Recent rains have been quite timely for most crops in the Texas Coastal Bend and accumulation of degree days for crops are currently running near normal.
Cotton for the most part began bloom the first week of June and at that time was at the stage of about seven to nine nodes above white flower, which sets the crop up for a good fruit load. This season we have seen heavy pressure from fleahoppers, but with the rainfall and fruit set, a good cotton crop is in the making.

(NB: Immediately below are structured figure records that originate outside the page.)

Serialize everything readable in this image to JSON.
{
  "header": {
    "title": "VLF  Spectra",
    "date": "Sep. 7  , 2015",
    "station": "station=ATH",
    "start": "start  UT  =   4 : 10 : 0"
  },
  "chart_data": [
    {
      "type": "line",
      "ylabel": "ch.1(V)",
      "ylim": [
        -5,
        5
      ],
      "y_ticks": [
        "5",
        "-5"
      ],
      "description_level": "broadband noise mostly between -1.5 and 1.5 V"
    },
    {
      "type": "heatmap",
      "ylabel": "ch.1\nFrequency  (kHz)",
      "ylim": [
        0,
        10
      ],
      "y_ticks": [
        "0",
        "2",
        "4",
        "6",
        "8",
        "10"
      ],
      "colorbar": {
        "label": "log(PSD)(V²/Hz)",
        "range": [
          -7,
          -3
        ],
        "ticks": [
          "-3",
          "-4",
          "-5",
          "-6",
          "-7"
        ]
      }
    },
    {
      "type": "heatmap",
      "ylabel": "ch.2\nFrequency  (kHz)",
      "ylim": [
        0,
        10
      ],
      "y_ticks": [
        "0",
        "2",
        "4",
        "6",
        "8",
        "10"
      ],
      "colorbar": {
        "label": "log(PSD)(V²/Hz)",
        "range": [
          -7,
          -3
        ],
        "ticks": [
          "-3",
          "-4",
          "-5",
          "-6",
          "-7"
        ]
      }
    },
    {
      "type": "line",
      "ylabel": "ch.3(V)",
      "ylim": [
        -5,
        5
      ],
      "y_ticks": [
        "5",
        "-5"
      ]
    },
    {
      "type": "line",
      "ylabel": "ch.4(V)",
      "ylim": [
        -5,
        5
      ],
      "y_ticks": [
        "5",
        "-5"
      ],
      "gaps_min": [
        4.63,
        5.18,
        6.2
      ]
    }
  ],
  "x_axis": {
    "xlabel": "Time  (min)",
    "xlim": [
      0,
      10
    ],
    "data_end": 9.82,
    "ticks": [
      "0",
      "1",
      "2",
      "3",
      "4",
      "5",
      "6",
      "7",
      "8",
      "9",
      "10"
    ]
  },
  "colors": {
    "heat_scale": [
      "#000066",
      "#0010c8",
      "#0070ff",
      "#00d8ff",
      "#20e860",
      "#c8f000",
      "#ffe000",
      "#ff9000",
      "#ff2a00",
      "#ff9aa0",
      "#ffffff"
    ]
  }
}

As we look at the vigor of the cotton plant, we should measure both the height and node number of several cotton plants and calculate the ratio of height to nodes by dividing. This ratio indicates the amount of stress, or lack of stress, that a cotton plant has encountered. In other words, the number of nodes is the age of the crop, and the height is an indicator of stress encountered. If the crop is too tall during early bloom (height to node ratio above 2), use of a growth regulator such as mepiquat chloride or PIX may be needed. Many local fields are showing signs of excellent vigor and need some growth regulator.

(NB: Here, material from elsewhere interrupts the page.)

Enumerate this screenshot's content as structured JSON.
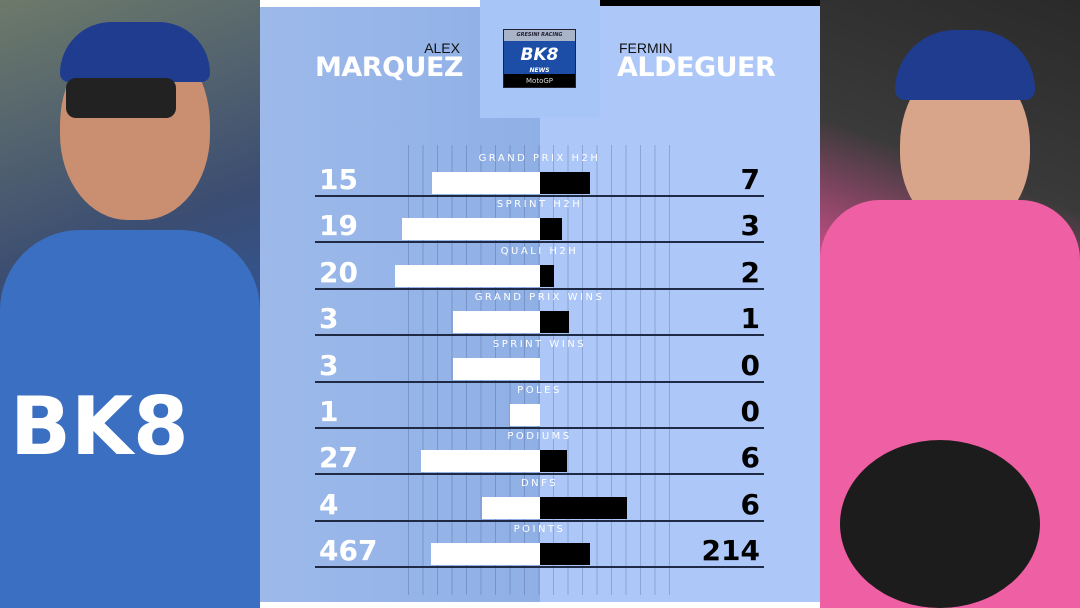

Grain sorghum development is highly variable ranging from the grain turning color to just emerging from the boot stage. Again, with the excellent soil moisture, the yield potential for our grain crop is very good. Stink bugs have been a problem and midge will soon be an issue for later maturing fields.

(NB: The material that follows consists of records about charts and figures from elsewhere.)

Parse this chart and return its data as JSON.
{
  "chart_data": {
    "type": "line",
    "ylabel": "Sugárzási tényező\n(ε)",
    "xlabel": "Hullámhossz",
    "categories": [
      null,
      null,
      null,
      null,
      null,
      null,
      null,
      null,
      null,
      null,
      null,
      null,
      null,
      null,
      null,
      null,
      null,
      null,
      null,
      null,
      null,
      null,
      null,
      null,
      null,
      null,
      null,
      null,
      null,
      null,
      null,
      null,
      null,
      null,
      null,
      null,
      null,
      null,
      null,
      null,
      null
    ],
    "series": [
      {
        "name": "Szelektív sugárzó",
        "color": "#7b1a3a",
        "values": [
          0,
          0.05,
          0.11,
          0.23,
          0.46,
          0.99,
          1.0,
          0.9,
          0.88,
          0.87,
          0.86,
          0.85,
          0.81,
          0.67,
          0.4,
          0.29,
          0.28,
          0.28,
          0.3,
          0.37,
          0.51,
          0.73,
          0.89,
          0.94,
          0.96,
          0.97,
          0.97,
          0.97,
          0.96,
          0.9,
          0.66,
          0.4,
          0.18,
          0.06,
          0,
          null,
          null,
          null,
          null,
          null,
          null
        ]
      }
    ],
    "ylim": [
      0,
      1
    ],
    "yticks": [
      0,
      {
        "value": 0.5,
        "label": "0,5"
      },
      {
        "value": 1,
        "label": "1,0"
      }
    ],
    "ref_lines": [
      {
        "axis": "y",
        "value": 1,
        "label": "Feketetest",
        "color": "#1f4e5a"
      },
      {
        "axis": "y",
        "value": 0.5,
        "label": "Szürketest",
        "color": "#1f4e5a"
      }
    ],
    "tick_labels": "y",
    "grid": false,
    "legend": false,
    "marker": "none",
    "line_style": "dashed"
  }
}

Continue to scout for the rice stink bug until sorghum reaches the hard dough stage. A good rule-of-thumb for rice stink bug control is to implement control measures when you have one rice stink bug on every two heads.
Most damage by the sorghum midge occurs in sorghum that blooms three to four weeks later than other fields in a particular area, and we are approaching that time now. Consider control when midge numbers exceed one per head. Closely inspect heads in the yellow anther area for the midge. It takes about nine days for all florets on a head to pollinate with the 2nd through the 6th day the most important for an individual head.
Other insects to watch for on sorghum are the headworms (corn earworm and fall armyworm).